De familie Rothschild is akkoord gegaan met de verkoop van het werk De Vaandeldrager van Rembrandt aan de Nederlandse staat. Het doek wordt verkocht voor een bedrag van 175 miljoen euro. De Nederlandse staat betaalt hiervan 150 miljoen euro. De Vereniging Rembrandt en het Rijksmuseum Fonds betalen respectievelijk 15 miljoen euro en 10 miljoen euro.
De Eerste en Tweede Kamer moeten nog akkoord gaan met de aanschaf van het werk. Als zij ermee instemmen, is de aankoop definitief. Het werk moet uiteindelijk in het Rijksmuseum komen te hangen. Directeur Taco Dibbits zei er eerder woensdag nog niet gerust op te zijn dat het werk daadwerkelijk aangeschaft zou worden, wegens mogelijke kapers op de kust. "Eerst zien, dan geloven", zei hij toen.
De familie Rothschild wilde in 2019 het werk al verkopen, maar omdat de Franse staat het als een "nationale schat" bestempelde had het 30 maanden de tijd om het zelf aan te schaffen. Nu Frankrijk daarvan afziet, is het mogelijk voor Nederland om het werk te kopen.
Zodra de aankoop rond is, gaat het doek op tournee langs alle twaalf provincies.

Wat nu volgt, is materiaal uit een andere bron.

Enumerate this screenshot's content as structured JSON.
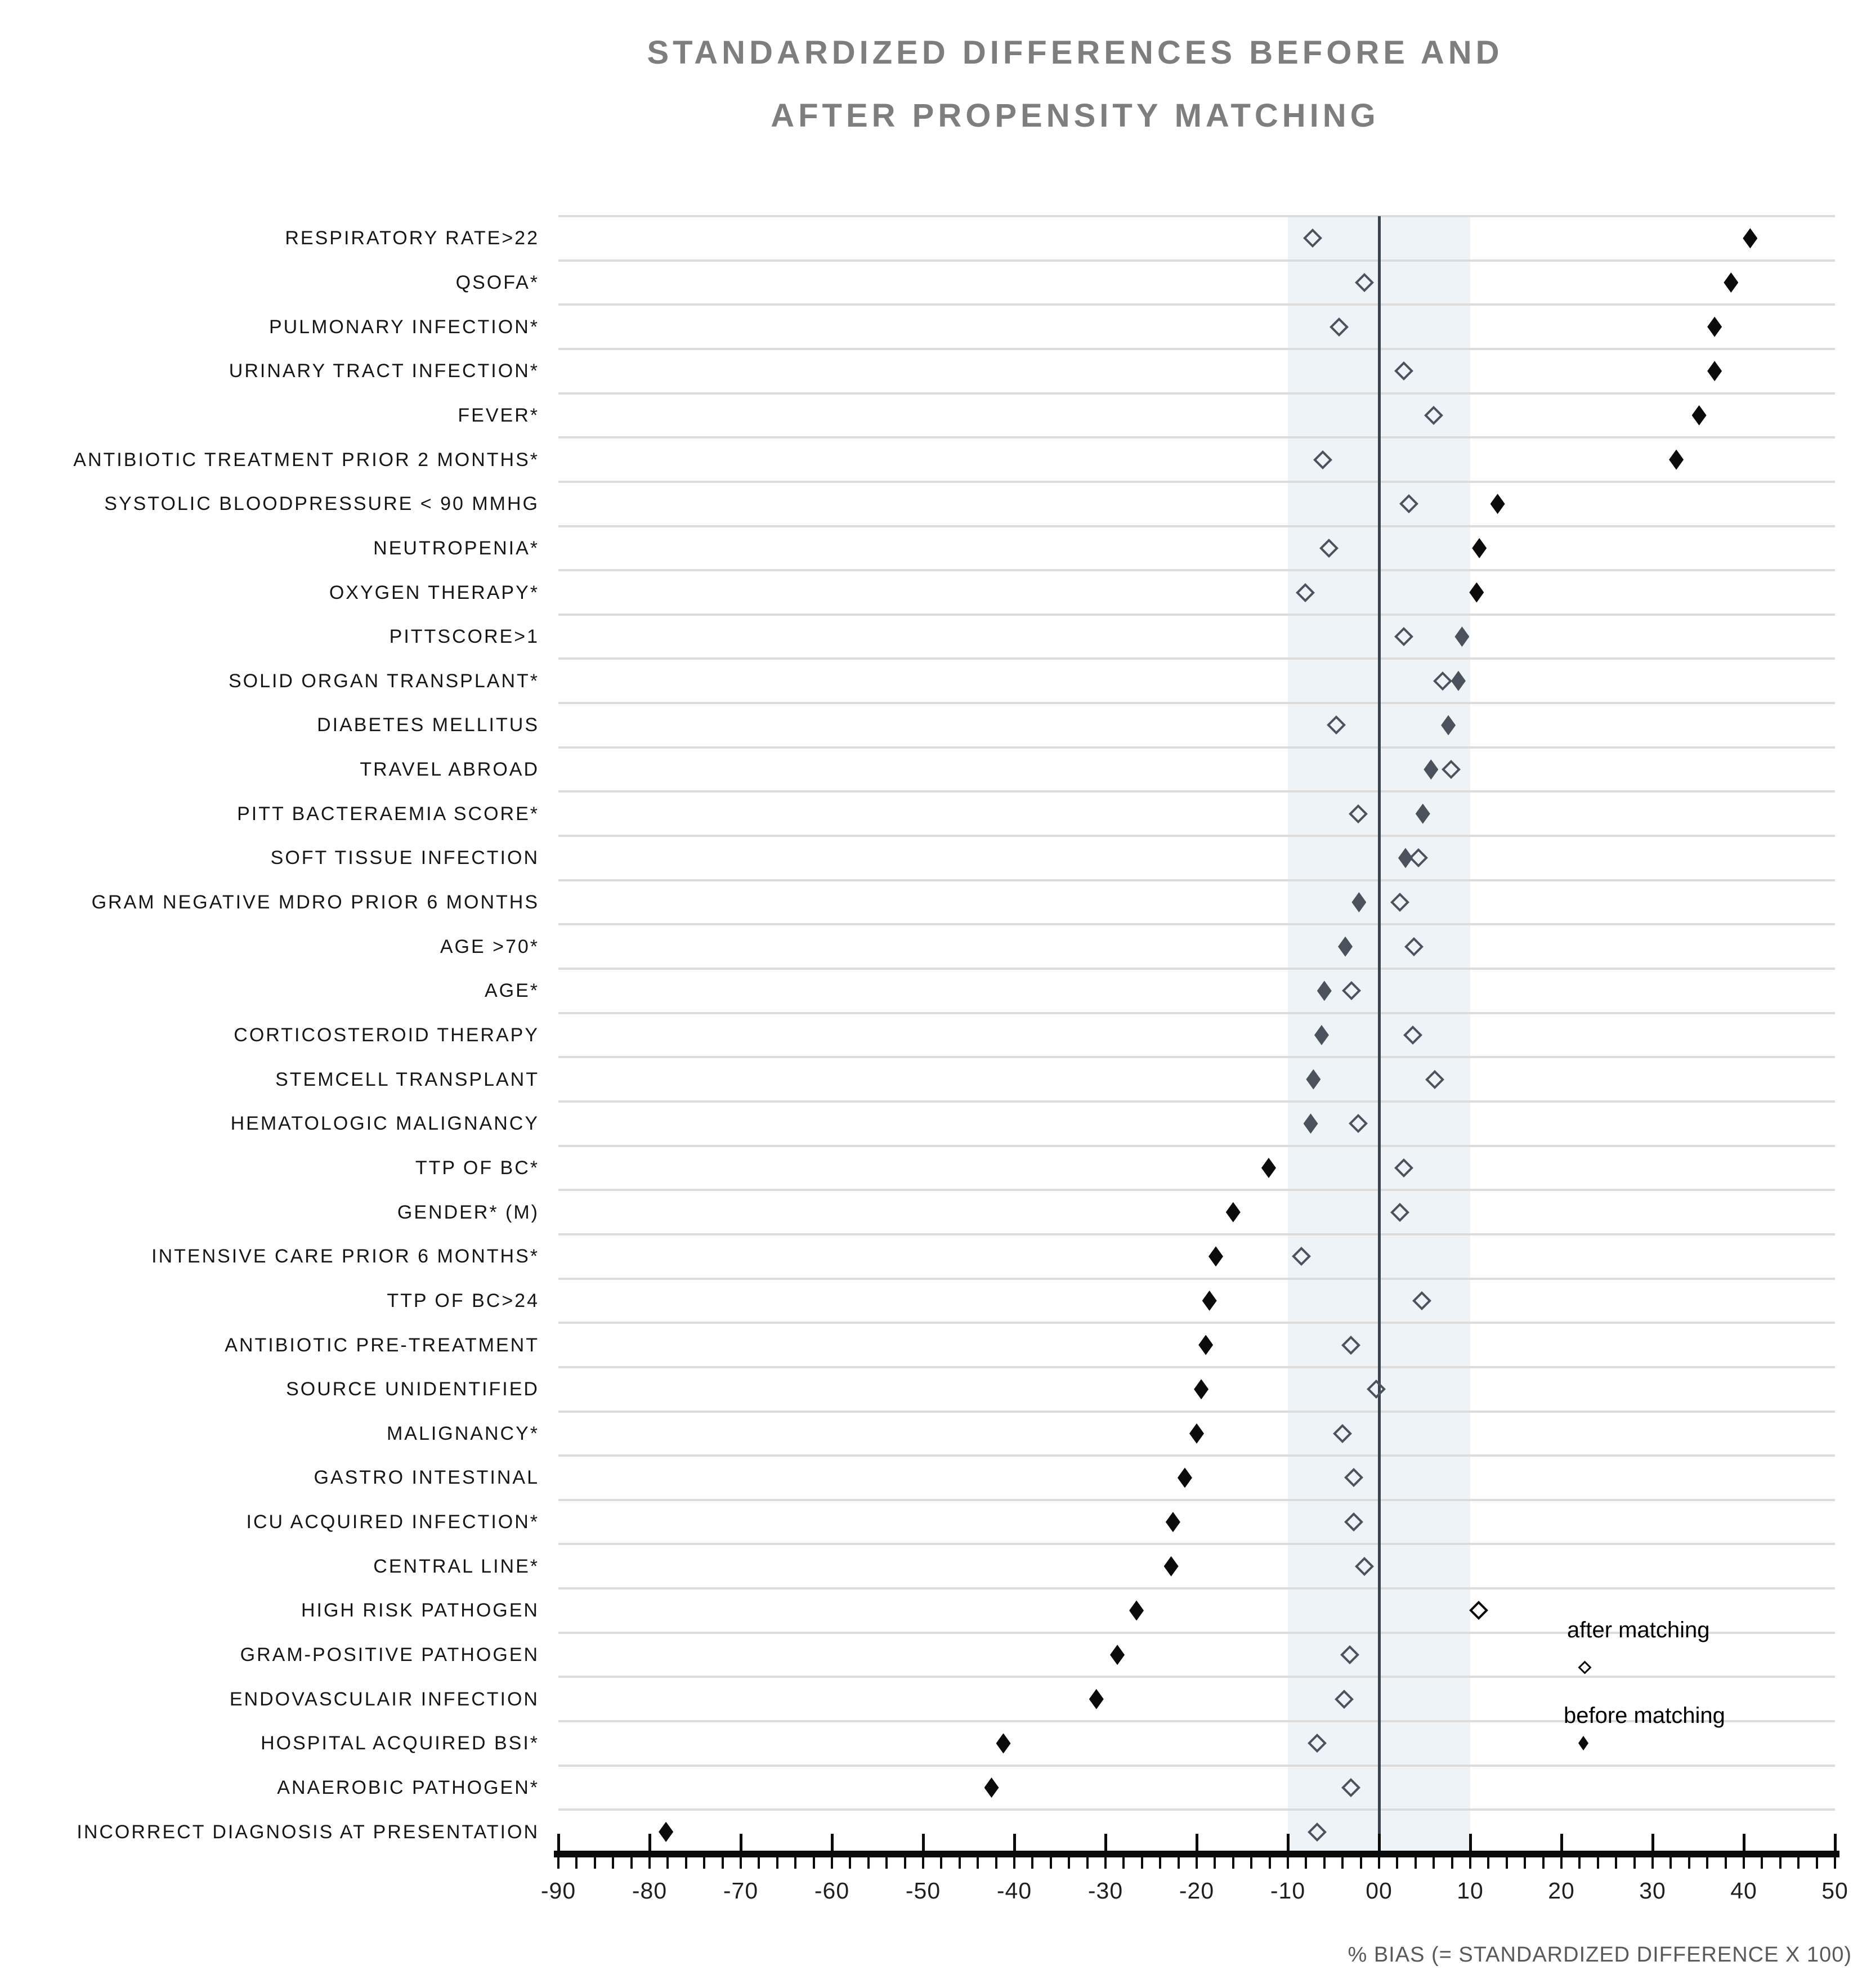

Daarna komt het schilderij te hangen op de Eregalerij van het Rijksmuseum. De Vaandeldrager blijft "voor altijd Nederlands publiek bezit", schreef demissionair minister Ingrid van Engelshoven (Cultuur) op Twitter.
SP-Kamerlid Peter Kwint twitterde woensdag dat het doek "een mooi stuk cultuurgeschiedenis" is, maar dat hij ook minimaal 150 miljoen euro steun wil voor noodlijdende kunstenaars. Ook wil hij dat iedere Nederlander minimaal een keer gratis het schilderij kan bewonderen. Ook GroenLinks-Kamerlid Lisa Westerveld wil hetzelfde bedrag voor creatieve makers.